CareSource and UnitedHealth seeing early enrollment gains in Ohio Medicaid

Private managed care plans saw enrollment grow in the first month of Ohio Medicaid’s statewide territory reorganization.

July was the first month of statewide contracts for five private insurers, replacing more fragmented territories with fewer choices in each region. A small population of children with severe disabilities also came into managed care for the first time.

The transition went smoothly for the more than 2 million existing enrollees, state Medicaid Director John McCarthy said. Official enrollment data has not been released.

Dayton-based nonprofit CareSource reported nearly 6 percent growth, adding more than 50,000 members from June. The state’s largest private Medicaid plan was the only one with a statewide presence before the switch.

“We really had more to lose than to gain quite frankly,” CEO Pamela Morris said.

Only about one-third of enrollees pick their own plan, McCarthy said. The rest go into an auto-enrollment rotation. The state asked CareSource to sit out of that rotation for the July 1 assignments to give the other four plans a chance to grow.
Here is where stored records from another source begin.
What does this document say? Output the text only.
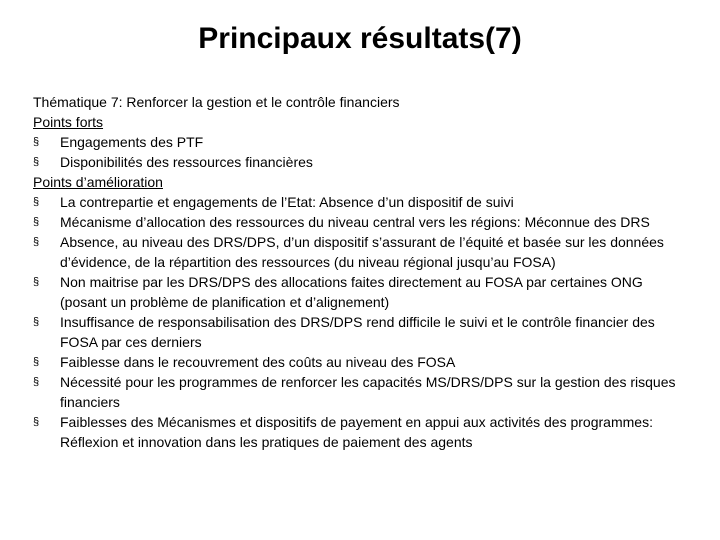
Principaux résultats(7)
Thématique 7: Renforcer la gestion et le contrôle financiers
Points forts
§ Engagements des PTF
§ Disponibilités des ressources financières
Points d’amélioration
§ La contrepartie et engagements de l’Etat: Absence d’un dispositif de suivi
§ Mécanisme d’allocation des ressources du niveau central vers les régions: Méconnue des DRS
§ Absence, au niveau des DRS/DPS, d’un dispositif s’assurant de l’équité et basée sur les données d’évidence, de la répartition des ressources (du niveau régional jusqu’au FOSA)
§ Non maitrise par les DRS/DPS des allocations faites directement au FOSA par certaines ONG (posant un problème de planification et d’alignement)
§ Insuffisance de responsabilisation des DRS/DPS rend difficile le suivi et le contrôle financier des FOSA par ces derniers
§ Faiblesse dans le recouvrement des coûts au niveau des FOSA
§ Nécessité pour les programmes de renforcer les capacités MS/DRS/DPS sur la gestion des risques financiers
§ Faiblesses des Mécanismes et dispositifs de payement en appui aux activités des programmes: Réflexion et innovation dans les pratiques de paiement des agents
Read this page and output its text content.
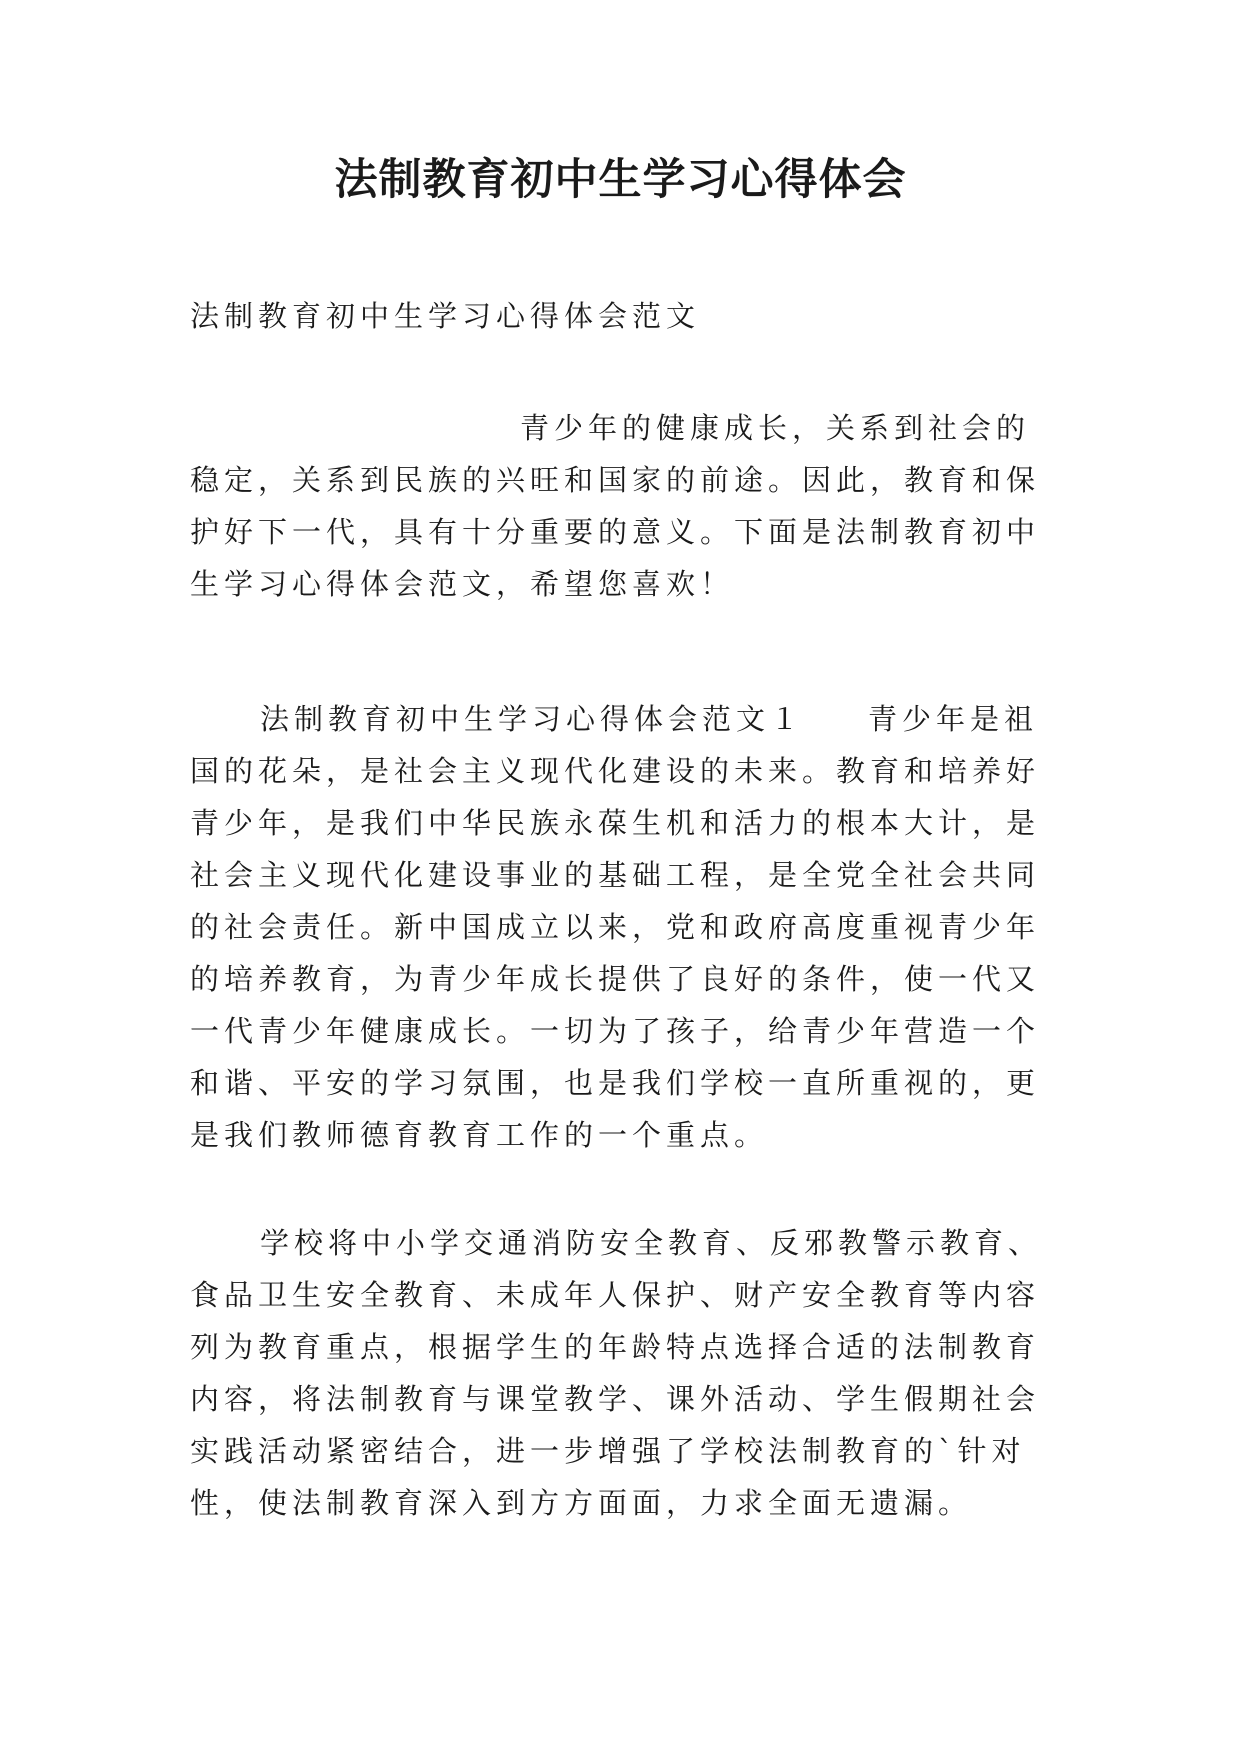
法制教育初中生学习心得体会

法制教育初中生学习心得体会范文

青少年的健康成长，关系到社会的稳定，关系到民族的兴旺和国家的前途。因此，教育和保护好下一代，具有十分重要的意义。下面是法制教育初中生学习心得体会范文，希望您喜欢！

法制教育初中生学习心得体会范文１ 青少年是祖国的花朵，是社会主义现代化建设的未来。教育和培养好青少年，是我们中华民族永葆生机和活力的根本大计，是社会主义现代化建设事业的基础工程，是全党全社会共同的社会责任。新中国成立以来，党和政府高度重视青少年的培养教育，为青少年成长提供了良好的条件，使一代又一代青少年健康成长。一切为了孩子，给青少年营造一个和谐、平安的学习氛围，也是我们学校一直所重视的，更是我们教师德育教育工作的一个重点。

学校将中小学交通消防安全教育、反邪教警示教育、食品卫生安全教育、未成年人保护、财产安全教育等内容列为教育重点，根据学生的年龄特点选择合适的法制教育内容，将法制教育与课堂教学、课外活动、学生假期社会实践活动紧密结合，进一步增强了学校法制教育的`针对性，使法制教育深入到方方面面，力求全面无遗漏。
The others include Molina Healthcare Inc. of Long Beach, Calif., which had been Ohio Medicaid’s second-largest plan; Buckeye Community Health Plan, the Columbus subsidiary of St. Louis-based Centene Corp.; Minneapolis-based UnitedHealth Group Inc.; and Paramount Health Care, owned by Toledo hospital system ProMedica.
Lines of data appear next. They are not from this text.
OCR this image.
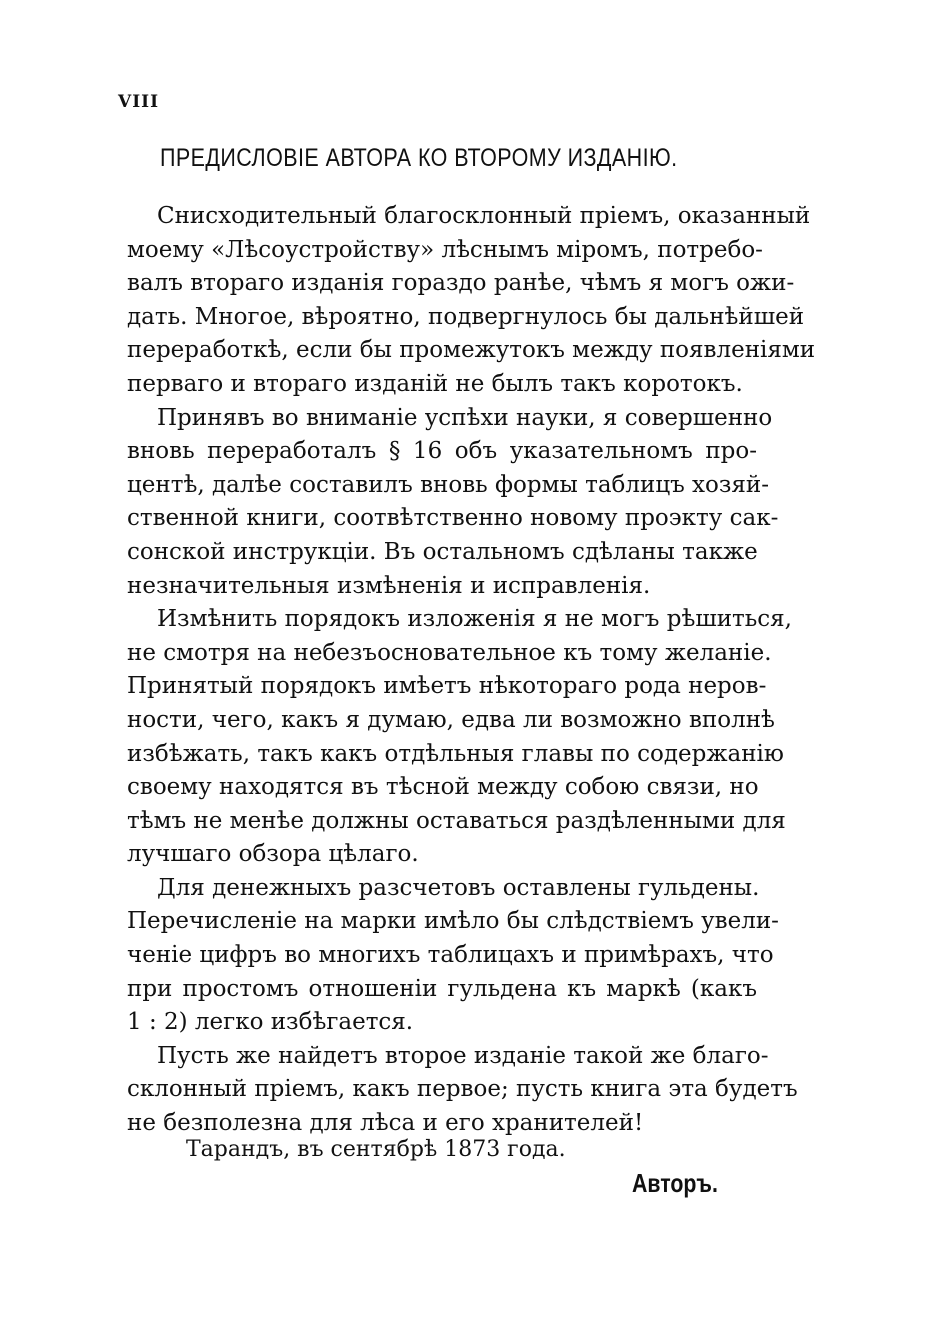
VIII
ПРЕДИСЛОВІЕ АВТОРА КО ВТОРОМУ ИЗДАНІЮ.
Снисходительный благосклонный пріемъ, оказанный
моему «Лѣсоустройству» лѣснымъ міромъ, потребо-
валъ втораго изданія гораздо ранѣе, чѣмъ я могъ ожи-
дать. Многое, вѣроятно, подвергнулось бы дальнѣйшей
переработкѣ, если бы промежутокъ между появленіями
перваго и втораго изданій не былъ такъ коротокъ.
Принявъ во вниманіе успѣхи науки, я совершенно
вновь переработалъ § 16 объ указательномъ про-
центѣ, далѣе составилъ вновь формы таблицъ хозяй-
ственной книги, соотвѣтственно новому проэкту сак-
сонской инструкціи. Въ остальномъ сдѣланы также
незначительныя измѣненія и исправленія.
Измѣнить порядокъ изложенія я не могъ рѣшиться,
не смотря на небезъосновательное къ тому желаніе.
Принятый порядокъ имѣетъ нѣкотораго рода неров-
ности, чего, какъ я думаю, едва ли возможно вполнѣ
избѣжать, такъ какъ отдѣльныя главы по содержанію
своему находятся въ тѣсной между собою связи, но
тѣмъ не менѣе должны оставаться раздѣленными для
лучшаго обзора цѣлаго.
Для денежныхъ разсчетовъ оставлены гульдены.
Перечисленіе на марки имѣло бы слѣдствіемъ увели-
ченіе цифръ во многихъ таблицахъ и примѣрахъ, что
при простомъ отношеніи гульдена къ маркѣ (какъ
1 : 2) легко избѣгается.
Пусть же найдетъ второе изданіе такой же благо-
склонный пріемъ, какъ первое; пусть книга эта будетъ
не безполезна для лѣса и его хранителей!
Тарандъ, въ сентябрѣ 1873 года.
Авторъ.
July 1 also saw the exit of Virginia Beach, Va.-based Amerigroup Corp. and Tampa, Fla. WellCare Health Plans Inc., which together had fewer than 200,000 members. Of those who chose a new plan instead of leaving it to auto-enrollment, 80 percent picked CareSource, Morris said. It had been the second plan in regions where the ending plans operated.

“That name recognition and brand reputation are all factors, clearly,” she said.

UnitedHealth, which expanded statewide after serving Medicaid in the eastern counties, also had added about 50,000 members, said Tracy Davidson, president of UnitedHealthcare Community Plan of Ohio.

“The market share has switched,” she said. “It’s really an exciting time for us to grow the business and be able to serve more Ohioans.”
UnitedHealth has added 200 employees to its Westerville office that’s the hub for its commercial and Medicare plans in the state. Together plans had expected to add 1,000 jobs.

It’s too early to measure how well the plans are doing to control health costs, but managed care is part of the case Medicaid officials make to lawmakers debating whether to expand eligibility under Obamacare.

“We never would have proposed expanding Medicaid coverage if we hadn’t done some of the reforms we did,” McCarthy said. “Managed care plans are doing amazing work to control costs.”